Бруски. Том 2 - Панфёров Федор Иванович 8 стр.


– Вот тут где-то он есть, стервец, – проговорил он так, как говорит отец, отыскивая спрятанного в кустах сынишку-любимца. – Тут он, вот он! – И, подойдя к загону, снял картуз, кивнул в сторону, будто кому-то еще, делая при этом вид, что не замечает своего загона, и, бычась, отворачиваясь, прошелся краем, тихо бубня: – Пускай, стервец, осердится… а я его накрою. Что, мол, сокол, думаешь, я тебя забыл? – и, сдерживая трепетный смех, круто повернулся, выпалил: – Вижу тебя, стервеца заморского. Вижу. Хлюст! Ну, как зимовал? Эге, хлебец будет, – и нежно, мягко, несмотря на то что пальцы у него давно очерствели, отковырнул землю, пощупал корешок. – Славная будет рожь.

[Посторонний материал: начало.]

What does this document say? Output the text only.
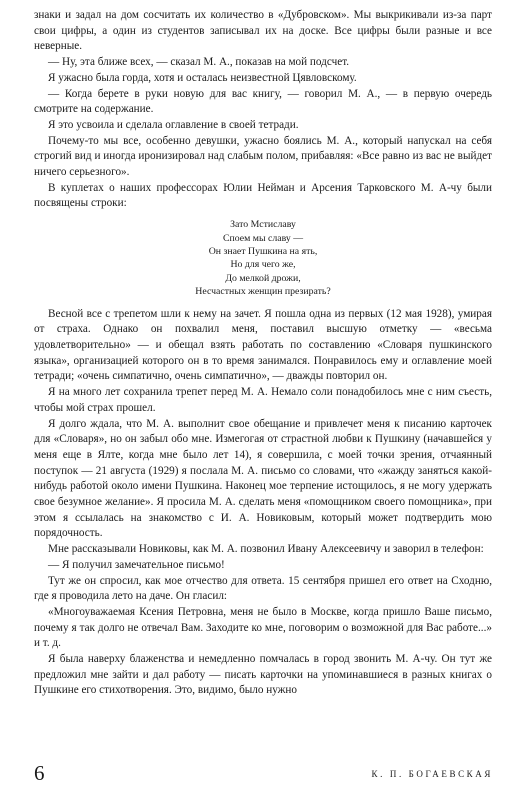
знаки и задал на дом сосчитать их количество в «Дубровском». Мы выкрикивали из-за парт свои цифры, а один из студентов записывал их на доске. Все цифры были разные и все неверные.

— Ну, эта ближе всех, — сказал М. А., показав на мой подсчет.

Я ужасно была горда, хотя и осталась неизвестной Цявловскому.

— Когда берете в руки новую для вас книгу, — говорил М. А., — в первую очередь смотрите на содержание.

Я это усвоила и сделала оглавление в своей тетради.

Почему-то мы все, особенно девушки, ужасно боялись М. А., который напускал на себя строгий вид и иногда иронизировал над слабым полом, прибавляя: «Все равно из вас не выйдет ничего серьезного».

В куплетах о наших профессорах Юлии Нейман и Арсения Тарковского М. А-чу были посвящены строки:

Зато Мстиславу
Споем мы славу —
Он знает Пушкина на ять,
Но для чего же,
До мелкой дрожи,
Несчастных женщин презирать?

Весной все с трепетом шли к нему на зачет. Я пошла одна из первых (12 мая 1928), умирая от страха. Однако он похвалил меня, поставил высшую отметку — «весьма удовлетворительно» — и обещал взять работать по составлению «Словаря пушкинского языка», организацией которого он в то время занимался. Понравилось ему и оглавление моей тетради; «очень симпатично, очень симпатично», — дважды повторил он.

Я на много лет сохранила трепет перед М. А. Немало соли понадобилось мне с ним съесть, чтобы мой страх прошел.

Я долго ждала, что М. А. выполнит свое обещание и привлечет меня к писанию карточек для «Словаря», но он забыл обо мне. Измегогая от страстной любви к Пушкину (начавшейся у меня еще в Ялте, когда мне было лет 14), я совершила, с моей точки зрения, отчаянный поступок — 21 августа (1929) я послала М. А. письмо со словами, что «жажду заняться какой-нибудь работой около имени Пушкина. Наконец мое терпение истощилось, я не могу удержать свое безумное желание». Я просила М. А. сделать меня «помощником своего помощника», при этом я ссылалась на знакомство с И. А. Новиковым, который может подтвердить мою порядочность.

Мне рассказывали Новиковы, как М. А. позвонил Ивану Алексеевичу и заворил в телефон:

— Я получил замечательное письмо!

Тут же он спросил, как мое отчество для ответа. 15 сентября пришел его ответ на Сходню, где я проводила лето на даче. Он гласил:

«Многоуважаемая Ксения Петровна, меня не было в Москве, когда пришло Ваше письмо, почему я так долго не отвечал Вам. Заходите ко мне, поговорим о возможной для Вас работе...» и т. д.

Я была наверху блаженства и немедленно помчалась в город звонить М. А-чу. Он тут же предложил мне зайти и дал работу — писать карточки на упоминавшиеся в разных книгах о Пушкине его стихотворения. Это, видимо, было нужно

6	К. П. БОГАЕВСКАЯ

Никита знал, – и был в этом глубоко уверен, – что загоны, ланки, карты думают так же, как думает он, Никита, страдают во время засухи так же, как страдает он, Никита. Загоны, коровы, лошади, овцы, вещи – все думают, страдают, только не умеют говорить. Мало этого – все они стараются походить и походят на своих хозяев. Стоит только вон посмотреть на поле: Никита Гурьянов даже спросонья мог бы отгадать – вон тот загон принадлежит Митьке Спирину, вон тот – Епихе Чанцеву. Гляди, – как две капли воды, такой же изуродованный, шишкастый, ровно безногий. Тот вон – Маркела Быкова: вишь ты, как прибрался, ровно к обедне пошел. Да и другие, чужие загоны – почему так? – встречают Никиту враждебно, отворачиваются, готовые при случае зарычать на него, как цепные псы на чужого, а свои улыбаются, приветливо зовут подойти к себе, пощупать борозду. Почему так? А потому – люди вы бездельники, шантрапа бесштанная! – потому – думают они, страдают, радуются, говорить только не умеют… и озоруют иные, от рук отбиваются. Вон ланок. Кто не помнит? Весь мир помнит – он достался Никите года два тому назад от Захара Катаева. Верно, достался из хороших рук. Никита не протестовал, принял его в свою семью, и он, гляди, озорует, и только. Никита выцарапал из него пни, разделал под орех, а он – на-ка вот тебе – весь покрылся песком и щебнем. Весенняя-де вода нанесла? Чего она не натащит, – подставь только спину.

– Эко, какой ты греховодник, – принялся журить ланок Никита. – Что ж ты это, братец! Песок и всякую мерзость на себе собрал, как свинка? Вода? Обрадовался. Чай, воду-то можно и на соседний загон пустить. Перепрудил бы ее вон там, мол, теки – дела твои и в шляпе. Чай, ползет на тебя беда, а ты посторонись, не хорохорься, а посторонись… она и пройдет мимо. А так что же, на кой ты мне нужен: грязь на тебе урастет, полынь горькая.

И, убрав щебень, умело разбросав его по соседнему загону, Никита облегченно вздохнул, чувствуя в себе радостное томление, такое же, какое у него было еще в те дни, когда он, прячась в кустарнике, простаивал на берегу реки Алая, глядя, как его будущая жена полощет в реке белье.

– И что это такое есть – тянет как она? Прямо ел бы ее, землю, – прошептал он. – И как это умным людям в башку лезет – загоны все поуничтожить, межи! Ведь это все одно – людей в одну кадушку, на одну колодку. Нет, в природе то заложено: земля моя. Ворона вот, сорока какая ни на есть, и та свое гнездо вьет. А может, отказаться? По совету башкана, – припомнил он настойчивое требование Плакущева отказаться от земли. – Отказаться от земли? Ну ее к шутовой матери! Отказаться? Под ножом! – Никита засмеялся. – Режь вот меня. Полосуй на ремни. На! – крикнул он, поворачиваясь к загонам. – Режь… Нет, вот ежели бы вы все мне принадлежали, тогда бы я разделал дела. Чуете, чего думаю!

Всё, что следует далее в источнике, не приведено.